In 1999, he was elected to the Tomsk Duma. He served on the economic policy committee as well as the committee for natural resources, oil and gas industry and energy. He was appointed as the general director of Kubangazprom, a subsidiary of Gazprom in 2004, but continued to serve on the Tomsk Duma. In 2007, he was appointed at the head of Gazprom-TransGaz-Krasnodar, which coincided with the end of his term in the Duma.

From 1999 to 2012, he was also the President of the soccer team, FC Tom Tomsk.

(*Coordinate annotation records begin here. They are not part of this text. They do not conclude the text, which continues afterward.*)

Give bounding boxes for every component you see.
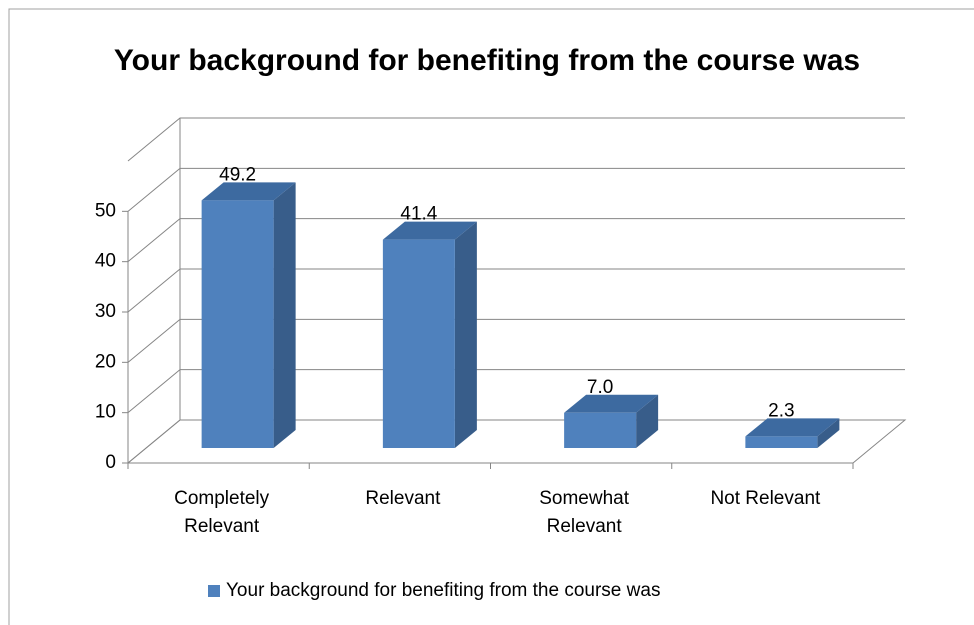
grid-line <box>127 218 905 263</box>
grid-line <box>127 167 905 212</box>
chart-border <box>8 8 974 625</box>
bar <box>564 412 637 448</box>
bar-top <box>745 418 840 437</box>
y-tick-label: 50 <box>95 200 116 221</box>
y-tick-label: 10 <box>95 402 116 423</box>
grid-line <box>127 268 905 313</box>
bar-top <box>564 394 659 413</box>
y-tick-label: 40 <box>95 251 116 272</box>
x-tick-label: Somewhat Relevant <box>539 488 630 537</box>
wall-frame <box>127 117 905 162</box>
data-label: 2.3 <box>768 400 794 421</box>
x-tick-label: Not Relevant <box>710 488 821 509</box>
bar <box>745 436 818 448</box>
bar-top <box>201 182 296 201</box>
chart-title: Your background for benefiting from the … <box>113 44 861 77</box>
bar-side <box>817 418 840 448</box>
y-tick-label: 0 <box>105 452 116 473</box>
data-label: 49.2 <box>219 164 256 185</box>
bar-side <box>454 221 477 448</box>
legend-swatch <box>208 585 220 597</box>
y-tick-label: 30 <box>95 301 116 322</box>
bar-side <box>273 182 296 449</box>
grid-line <box>127 419 905 464</box>
bar <box>382 239 455 448</box>
x-tick-label: Completely Relevant <box>174 488 270 537</box>
bar <box>201 200 274 448</box>
bar-side <box>636 394 659 448</box>
bar-top <box>382 221 477 240</box>
legend-label: Your background for benefiting from the … <box>226 580 661 601</box>
y-tick-label: 20 <box>95 351 116 372</box>
grid-line <box>127 369 905 414</box>
legend: Your background for benefiting from the … <box>208 580 660 602</box>
grid-line <box>127 318 905 363</box>
x-tick-label: Relevant <box>365 488 441 509</box>
data-label: 7.0 <box>587 377 613 398</box>
data-label: 41.4 <box>400 204 437 225</box>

In 2012, Viktor Kress stepped down and was appointed to the Federation Council (Russia). In accordance with the procedure at the time, the Legislative Duma of Tomsk presented three candidates to Russian President Dmitry Medvedev, including Zhvachkin, the Duma speaker Sergey Ilinykh and the rector of Tomsk Polytechnic University Petr S. Chubik. Medvedev nominated Zhvachkin and presented him to the Duma for confirmation on 2 February 2012. The Duma of Tomsk confirmed him in his position on 15 February 2012. He assumed the governorship on 17 March 2012.

On 21 February 2017, ahead of the direct election for governors, Zhvachkin resigned and was immediately appointed as acting governor by Vladimir Putin. On 10 September 2017, Zhvachkin won a full term in the 2017 gubernatorial election with 60.58% of the vote. By 10 May 2022 Sergey Zhvachkin has resigned.